23 The parties were unable to agree as to whether future pastoral improvements erected after the date of the consent determination will extinguish native title in those areas: see De Rose v South Australia (No 2) (2005) 145 FCR 290 at [149]-[158]. They have sought to resolve the issue by providing, in proposed clause 10, that 'the possibility of future extinguishment, according to law, of native title' by the construction of further pastoral improvements is not precluded by the determination.
24 I have also considered the terms of Order 10 of the proposed consent determination. It leaves open for the future the possibility of further acts of the kind referred to in Order 9, in limited circumstances. It is realistic of the parties to have recognised the possibility of such future conduct, whatever its legal effect. It is therefore proper that the parties should also have addressed the legal effect or the legal consequences of such conduct, if it eventuates. It is far better that they should do, than leave the issue unresolved. Order 10 as proposed then indicates what the parties accept will be the legal consequences of such conduct if it occurs. As that order reflects the common understanding of past conduct (as described in Order 9), as applied to that possible future conduct, I think it provides sufficient certainty to the parties. There is therefore no reason why that proposed order should inhibit the making of the consent determination.

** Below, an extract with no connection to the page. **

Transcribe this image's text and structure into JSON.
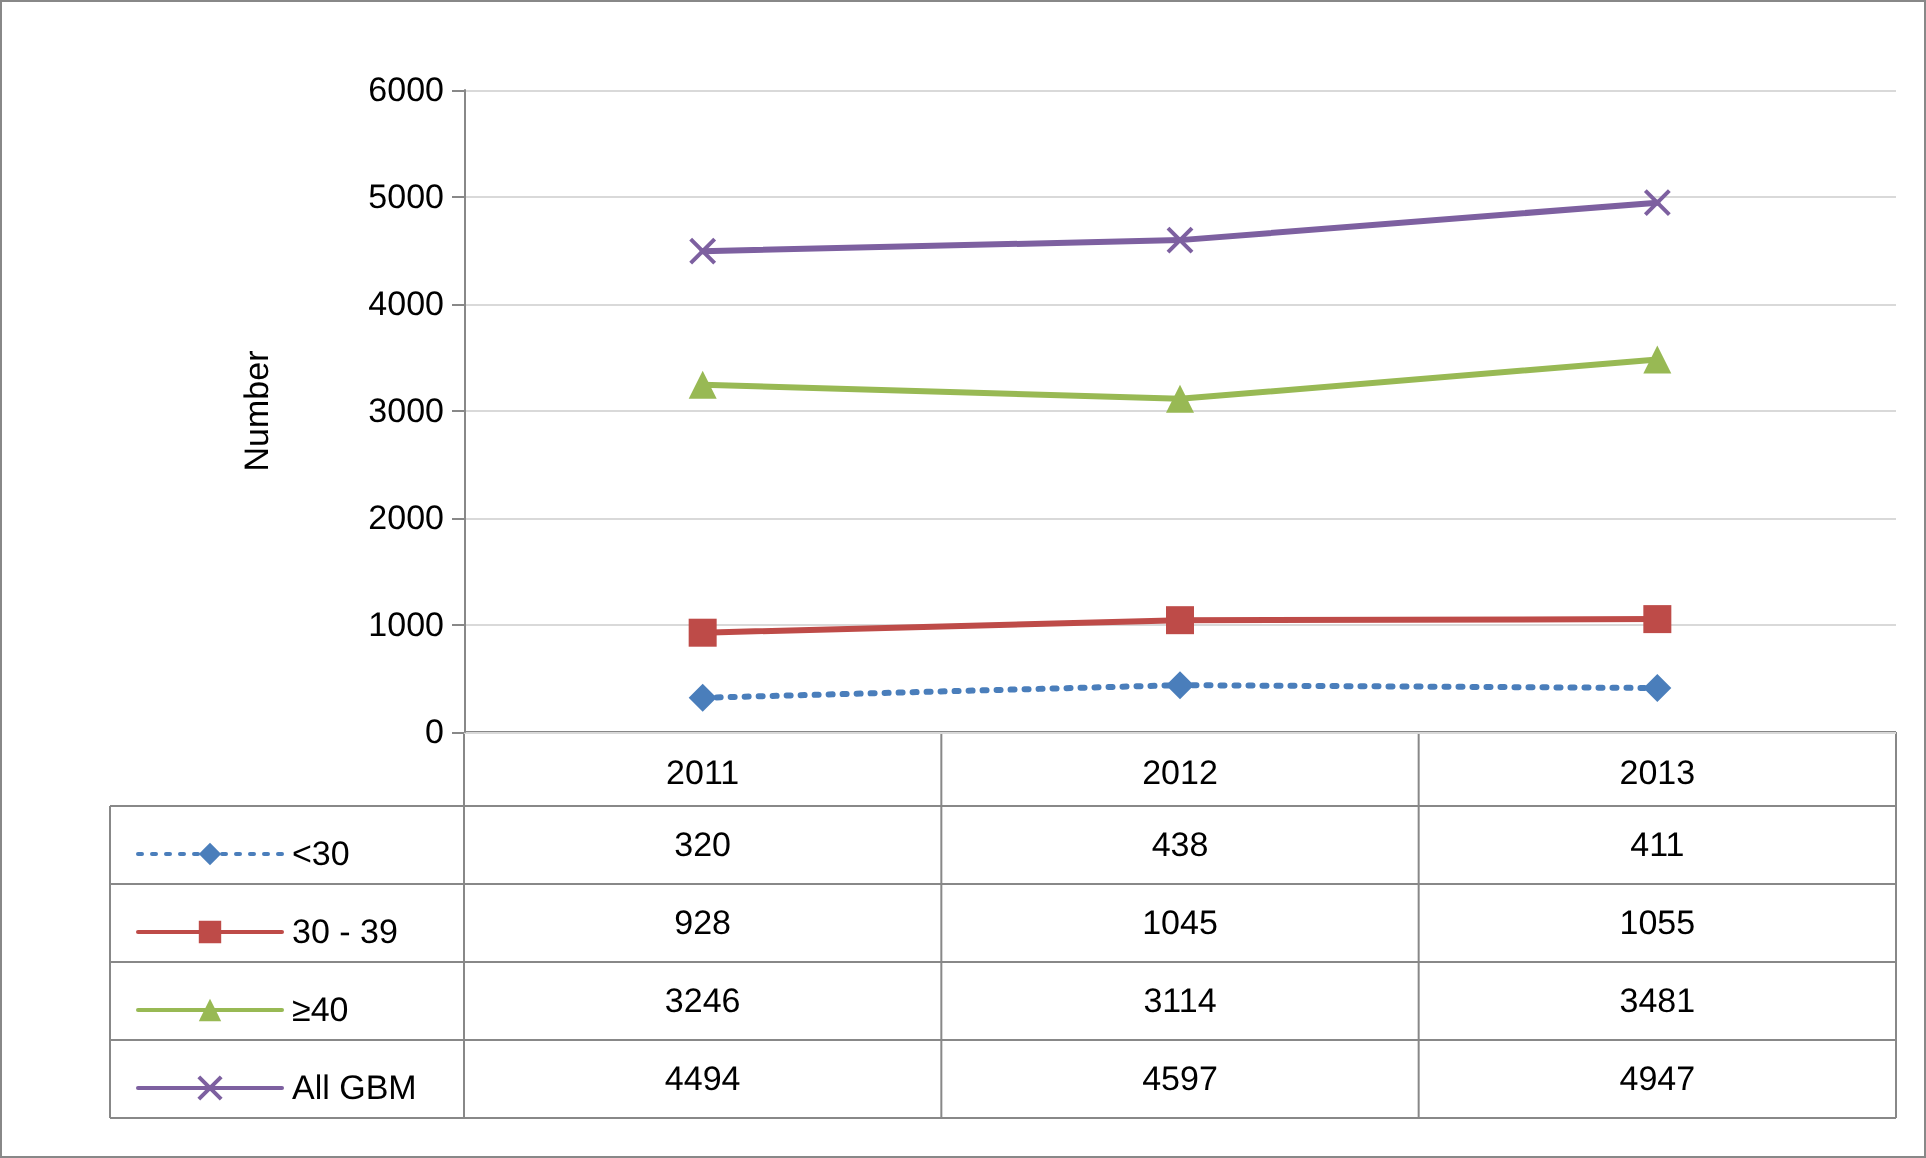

25 Finally, I indicate my view that, despite there being an unresolved part of the claim area, namely the Marla Township, the Court is not precluded from making the proposed consent determination. Section 87(1)(a)(ii) and (3) expressly contemplates resolution by agreement of any part of a proceeding, and that the remaining part of the proceeding may be dealt with separately and later. That is also consistent with the power of the Court to direct under s 67 that overlapping claims may be ordered to be dealt with together, and consequently if such an order is made that part of a claim area which is not overlapping and which has not been dealt with by an order under s 67 to be dealt with separately.
26 I have also taken into account my awareness of the process by which the agreement of the parties has been reached. It has been a thorough process, assisted by legal representation and by expert anthropological advice. The Court played a not insignificant role, in its case management of the proceedings, by adopting its commonly used procedure in many matters involving expert evidence. It secured the respective anthropologists assisting the parties to confer, to identify the starting points for their views, to explore the extent to which they were in agreement, and to confer about the matters in respect of which they were in disagreement. Senior counsel for the State, at a directions hearing, acknowledged that that process had facilitated the steps towards the parties' ultimate agreement. I have not overlooked also the extensive private negotiations which have obviously taken place between the parties, together with the processes in which the National Native Title Tribunal played a significant role. There is every reason to accept the proposed consent determination as a fully informed and appropriate one.